I became interested in fishing at an early age on the banks of ponds and creeks with my old man. Those memories and adventures fueled my ever-growing passion for fishing and the outdoors. Those days it didn’t matter if we catch a small bluegill or a big smallmouth. It is all about spending time together.
Question: What do you love about fishing?
What’s not to love about fishing? Fishing is an outdoor activity that I can do with friends and family no matter what age or experience level. Being on the water is my happy place. Now, when I’m on my boat, I leave all of the world’s problems at the dock. I enjoy taking my wife and daughter and seeing their excitement when we hook a big striper.
My fishing preference is striped bass. To be more specific, trophy-sized striped bass.
Question: Who was your fishing mentor?
My brother-in-law Greg Hill and good friend Charles Lee introduced me to striper fishing several years ago, and it has changed my life. Those two guys are the best in the business and took the time to share years and years of hard-earned knowledge with me. I take striper fishing very seriously, and a lot of my fishing success is because of them.
Question: What’s been your most memorable day on the water?
It’s hard to narrow it down to one day. I’ve had so many good days. But one day in May 2009, me, my wife, Ashley, and my daughter Addison were on the water at daylight, pulling planned boards with huge live gizzard shad for bait.
We were determined to catch a big fish that morning. At about 7 a.m., that wish came true. One of the bank-side boards went down with a huge splash. Fish on! I grabbed the rod and the fight was on.
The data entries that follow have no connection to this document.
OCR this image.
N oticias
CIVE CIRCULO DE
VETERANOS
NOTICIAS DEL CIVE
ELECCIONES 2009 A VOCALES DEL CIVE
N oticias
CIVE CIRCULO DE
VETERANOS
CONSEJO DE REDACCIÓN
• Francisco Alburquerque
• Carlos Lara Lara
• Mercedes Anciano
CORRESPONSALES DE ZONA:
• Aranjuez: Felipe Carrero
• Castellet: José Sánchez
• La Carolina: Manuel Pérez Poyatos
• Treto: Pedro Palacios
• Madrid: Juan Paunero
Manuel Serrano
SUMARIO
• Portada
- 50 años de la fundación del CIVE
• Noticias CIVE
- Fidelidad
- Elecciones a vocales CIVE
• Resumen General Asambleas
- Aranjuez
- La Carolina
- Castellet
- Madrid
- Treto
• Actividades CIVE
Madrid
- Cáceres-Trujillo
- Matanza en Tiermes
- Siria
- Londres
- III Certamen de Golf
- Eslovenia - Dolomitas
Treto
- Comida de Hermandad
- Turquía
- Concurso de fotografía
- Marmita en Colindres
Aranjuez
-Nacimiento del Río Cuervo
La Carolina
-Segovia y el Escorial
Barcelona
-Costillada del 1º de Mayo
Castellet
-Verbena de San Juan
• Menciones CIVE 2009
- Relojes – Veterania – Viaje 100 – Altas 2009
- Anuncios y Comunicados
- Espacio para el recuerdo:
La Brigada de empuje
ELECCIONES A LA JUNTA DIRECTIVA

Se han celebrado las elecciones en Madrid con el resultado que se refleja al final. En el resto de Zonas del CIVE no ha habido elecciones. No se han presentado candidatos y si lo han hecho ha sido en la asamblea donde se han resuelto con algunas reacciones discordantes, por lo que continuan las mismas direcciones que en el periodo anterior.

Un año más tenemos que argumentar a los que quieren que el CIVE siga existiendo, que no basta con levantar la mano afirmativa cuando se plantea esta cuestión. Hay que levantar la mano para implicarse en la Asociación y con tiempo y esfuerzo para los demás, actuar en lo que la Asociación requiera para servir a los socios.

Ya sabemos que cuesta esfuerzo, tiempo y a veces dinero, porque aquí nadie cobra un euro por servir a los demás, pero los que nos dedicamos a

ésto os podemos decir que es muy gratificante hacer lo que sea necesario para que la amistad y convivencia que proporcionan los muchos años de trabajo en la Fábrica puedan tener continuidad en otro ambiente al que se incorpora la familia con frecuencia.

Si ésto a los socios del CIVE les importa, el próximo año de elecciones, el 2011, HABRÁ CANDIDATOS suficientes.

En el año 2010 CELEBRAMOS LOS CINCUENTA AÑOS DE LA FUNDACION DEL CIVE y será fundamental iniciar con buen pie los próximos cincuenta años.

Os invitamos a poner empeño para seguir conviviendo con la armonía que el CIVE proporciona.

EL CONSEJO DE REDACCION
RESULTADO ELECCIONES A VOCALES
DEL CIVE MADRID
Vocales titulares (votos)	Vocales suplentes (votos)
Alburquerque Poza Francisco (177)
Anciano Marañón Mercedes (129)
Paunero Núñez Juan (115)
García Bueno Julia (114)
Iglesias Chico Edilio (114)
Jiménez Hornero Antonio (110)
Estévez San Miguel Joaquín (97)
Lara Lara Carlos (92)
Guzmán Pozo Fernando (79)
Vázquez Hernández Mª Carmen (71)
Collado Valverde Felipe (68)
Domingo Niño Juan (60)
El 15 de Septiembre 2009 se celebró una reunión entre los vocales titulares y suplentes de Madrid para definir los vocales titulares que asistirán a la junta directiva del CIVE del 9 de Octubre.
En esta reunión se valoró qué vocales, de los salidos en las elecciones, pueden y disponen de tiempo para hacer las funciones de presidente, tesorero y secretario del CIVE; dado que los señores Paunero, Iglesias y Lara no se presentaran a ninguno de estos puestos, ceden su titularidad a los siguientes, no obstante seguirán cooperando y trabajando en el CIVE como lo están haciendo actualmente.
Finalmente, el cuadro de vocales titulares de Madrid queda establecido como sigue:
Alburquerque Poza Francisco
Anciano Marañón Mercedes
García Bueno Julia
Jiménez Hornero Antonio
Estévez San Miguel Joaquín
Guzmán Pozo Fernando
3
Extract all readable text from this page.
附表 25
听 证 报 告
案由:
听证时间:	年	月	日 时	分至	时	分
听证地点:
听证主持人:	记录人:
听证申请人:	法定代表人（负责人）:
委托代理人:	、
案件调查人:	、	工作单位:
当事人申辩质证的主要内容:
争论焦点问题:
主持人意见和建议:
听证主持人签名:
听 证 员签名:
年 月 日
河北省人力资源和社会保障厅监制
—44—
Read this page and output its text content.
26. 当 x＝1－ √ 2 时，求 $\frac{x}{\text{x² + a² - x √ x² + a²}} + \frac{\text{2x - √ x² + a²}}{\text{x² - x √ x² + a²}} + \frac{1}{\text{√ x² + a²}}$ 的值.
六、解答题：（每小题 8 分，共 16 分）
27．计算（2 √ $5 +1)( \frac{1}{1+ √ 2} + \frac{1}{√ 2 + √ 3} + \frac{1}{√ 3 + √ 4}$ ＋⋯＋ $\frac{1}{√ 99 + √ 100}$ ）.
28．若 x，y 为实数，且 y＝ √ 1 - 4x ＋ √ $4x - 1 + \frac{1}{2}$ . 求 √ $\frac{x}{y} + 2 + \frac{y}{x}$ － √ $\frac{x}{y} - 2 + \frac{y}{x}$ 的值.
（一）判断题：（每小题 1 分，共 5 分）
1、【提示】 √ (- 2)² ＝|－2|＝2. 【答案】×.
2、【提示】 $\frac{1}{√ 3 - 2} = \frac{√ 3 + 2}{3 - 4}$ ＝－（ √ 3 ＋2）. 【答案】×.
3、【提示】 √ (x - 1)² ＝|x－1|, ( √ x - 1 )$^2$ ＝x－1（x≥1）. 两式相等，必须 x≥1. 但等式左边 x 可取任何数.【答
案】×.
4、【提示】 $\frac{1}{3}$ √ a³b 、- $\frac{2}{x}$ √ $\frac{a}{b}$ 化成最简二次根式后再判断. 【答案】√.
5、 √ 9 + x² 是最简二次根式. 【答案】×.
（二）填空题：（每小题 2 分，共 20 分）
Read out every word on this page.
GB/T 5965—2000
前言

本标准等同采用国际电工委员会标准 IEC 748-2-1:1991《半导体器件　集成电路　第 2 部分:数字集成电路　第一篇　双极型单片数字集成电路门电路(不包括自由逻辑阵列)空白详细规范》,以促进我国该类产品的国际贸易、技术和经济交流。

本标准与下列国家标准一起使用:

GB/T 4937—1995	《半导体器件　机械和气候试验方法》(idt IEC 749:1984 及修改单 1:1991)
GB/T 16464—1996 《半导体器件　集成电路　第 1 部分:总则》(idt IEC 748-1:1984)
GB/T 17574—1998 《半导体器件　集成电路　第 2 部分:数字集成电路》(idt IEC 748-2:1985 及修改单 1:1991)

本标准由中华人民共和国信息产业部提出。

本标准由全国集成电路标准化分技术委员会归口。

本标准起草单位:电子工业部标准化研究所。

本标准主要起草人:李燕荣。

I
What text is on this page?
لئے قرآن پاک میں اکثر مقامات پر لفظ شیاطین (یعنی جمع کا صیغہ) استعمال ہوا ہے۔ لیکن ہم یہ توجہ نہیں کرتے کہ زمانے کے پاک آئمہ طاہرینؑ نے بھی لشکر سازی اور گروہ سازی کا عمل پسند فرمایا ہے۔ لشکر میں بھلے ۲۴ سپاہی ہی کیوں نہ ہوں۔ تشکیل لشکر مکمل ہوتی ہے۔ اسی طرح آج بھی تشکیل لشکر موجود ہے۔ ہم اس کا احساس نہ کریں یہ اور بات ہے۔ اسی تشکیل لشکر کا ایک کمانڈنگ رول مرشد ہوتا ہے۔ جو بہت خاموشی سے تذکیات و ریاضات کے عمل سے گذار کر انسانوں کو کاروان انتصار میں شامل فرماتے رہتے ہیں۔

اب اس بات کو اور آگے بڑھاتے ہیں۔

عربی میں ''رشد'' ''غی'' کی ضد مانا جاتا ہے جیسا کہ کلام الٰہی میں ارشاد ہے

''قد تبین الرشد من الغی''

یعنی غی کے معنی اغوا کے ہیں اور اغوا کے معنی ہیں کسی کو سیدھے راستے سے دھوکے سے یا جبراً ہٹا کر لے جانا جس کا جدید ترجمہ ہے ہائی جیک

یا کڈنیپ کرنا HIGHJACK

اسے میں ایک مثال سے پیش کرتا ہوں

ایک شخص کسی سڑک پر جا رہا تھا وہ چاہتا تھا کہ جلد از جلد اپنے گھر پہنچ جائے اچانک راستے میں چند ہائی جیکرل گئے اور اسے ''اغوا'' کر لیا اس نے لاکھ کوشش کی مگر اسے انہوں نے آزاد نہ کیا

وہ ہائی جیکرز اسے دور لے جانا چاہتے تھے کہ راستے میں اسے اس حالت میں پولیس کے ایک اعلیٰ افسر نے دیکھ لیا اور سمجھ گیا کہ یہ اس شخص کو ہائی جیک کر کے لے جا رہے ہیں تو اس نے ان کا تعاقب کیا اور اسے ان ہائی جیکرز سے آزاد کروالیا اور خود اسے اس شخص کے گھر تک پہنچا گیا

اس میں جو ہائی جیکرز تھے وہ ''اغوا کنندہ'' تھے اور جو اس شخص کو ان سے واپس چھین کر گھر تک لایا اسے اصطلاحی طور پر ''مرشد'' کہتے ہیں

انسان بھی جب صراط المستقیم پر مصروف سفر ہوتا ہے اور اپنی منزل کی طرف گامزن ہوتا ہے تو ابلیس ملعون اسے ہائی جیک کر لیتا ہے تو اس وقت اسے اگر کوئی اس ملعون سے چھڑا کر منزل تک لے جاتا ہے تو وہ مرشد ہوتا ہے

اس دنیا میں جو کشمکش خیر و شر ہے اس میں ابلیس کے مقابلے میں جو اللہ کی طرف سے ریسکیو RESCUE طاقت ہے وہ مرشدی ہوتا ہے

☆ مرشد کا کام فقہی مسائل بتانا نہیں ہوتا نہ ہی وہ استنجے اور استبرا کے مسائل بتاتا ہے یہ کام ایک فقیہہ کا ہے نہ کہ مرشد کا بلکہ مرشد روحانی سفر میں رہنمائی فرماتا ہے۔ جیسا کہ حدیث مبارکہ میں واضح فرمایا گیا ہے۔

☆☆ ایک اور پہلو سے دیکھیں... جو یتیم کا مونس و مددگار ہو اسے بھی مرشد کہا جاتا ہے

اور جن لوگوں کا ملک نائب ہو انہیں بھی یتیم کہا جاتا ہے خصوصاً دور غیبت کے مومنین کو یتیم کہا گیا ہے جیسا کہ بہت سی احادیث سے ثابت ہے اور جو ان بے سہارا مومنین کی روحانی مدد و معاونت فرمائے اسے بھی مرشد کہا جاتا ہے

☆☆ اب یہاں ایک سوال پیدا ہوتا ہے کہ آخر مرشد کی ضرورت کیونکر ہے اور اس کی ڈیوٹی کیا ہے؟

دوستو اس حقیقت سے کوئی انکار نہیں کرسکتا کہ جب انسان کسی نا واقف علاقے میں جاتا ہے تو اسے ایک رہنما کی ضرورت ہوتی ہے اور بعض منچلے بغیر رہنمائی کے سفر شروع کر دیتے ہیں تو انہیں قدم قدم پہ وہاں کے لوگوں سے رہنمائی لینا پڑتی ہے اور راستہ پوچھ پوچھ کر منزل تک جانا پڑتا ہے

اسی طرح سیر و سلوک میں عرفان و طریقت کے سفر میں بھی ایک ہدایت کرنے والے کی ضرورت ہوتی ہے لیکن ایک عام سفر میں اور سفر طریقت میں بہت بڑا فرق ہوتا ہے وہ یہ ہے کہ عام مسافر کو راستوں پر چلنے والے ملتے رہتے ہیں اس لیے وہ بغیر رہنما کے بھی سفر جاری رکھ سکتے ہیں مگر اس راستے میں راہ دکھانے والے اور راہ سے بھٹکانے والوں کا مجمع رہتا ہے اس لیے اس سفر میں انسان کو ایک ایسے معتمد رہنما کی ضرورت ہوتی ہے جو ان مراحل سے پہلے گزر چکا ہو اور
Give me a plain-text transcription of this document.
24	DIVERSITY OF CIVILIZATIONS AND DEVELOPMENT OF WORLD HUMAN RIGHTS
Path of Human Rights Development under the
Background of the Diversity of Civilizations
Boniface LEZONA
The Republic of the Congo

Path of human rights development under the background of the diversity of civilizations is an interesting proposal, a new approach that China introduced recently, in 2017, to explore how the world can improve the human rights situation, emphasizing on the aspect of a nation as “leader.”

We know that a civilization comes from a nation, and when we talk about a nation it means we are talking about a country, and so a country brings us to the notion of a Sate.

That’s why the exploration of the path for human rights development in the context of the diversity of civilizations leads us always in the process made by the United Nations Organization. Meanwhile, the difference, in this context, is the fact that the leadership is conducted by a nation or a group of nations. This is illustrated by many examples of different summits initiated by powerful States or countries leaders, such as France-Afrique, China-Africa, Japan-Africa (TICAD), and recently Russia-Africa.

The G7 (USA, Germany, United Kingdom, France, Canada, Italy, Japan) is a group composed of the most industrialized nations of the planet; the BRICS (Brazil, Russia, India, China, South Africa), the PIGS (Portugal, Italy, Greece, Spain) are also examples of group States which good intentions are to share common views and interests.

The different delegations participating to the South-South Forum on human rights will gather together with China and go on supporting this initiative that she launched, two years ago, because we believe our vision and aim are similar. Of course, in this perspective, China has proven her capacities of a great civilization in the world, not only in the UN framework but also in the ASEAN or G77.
It felt like I had hooked a freight train.
A couple minutes into the fight one of the channel-side boards went down with an even bigger splash than the first. Doubled up! Ashley grabbed that pole and started fighting the second fish. We put both of the fish in the boat at the same time and we were blown away. I had been chasing my first striper over 40 inches and now I had two fish in that category at the same time. I have caught a handful of stripers over 40 inches, but those two were by far the most memorable.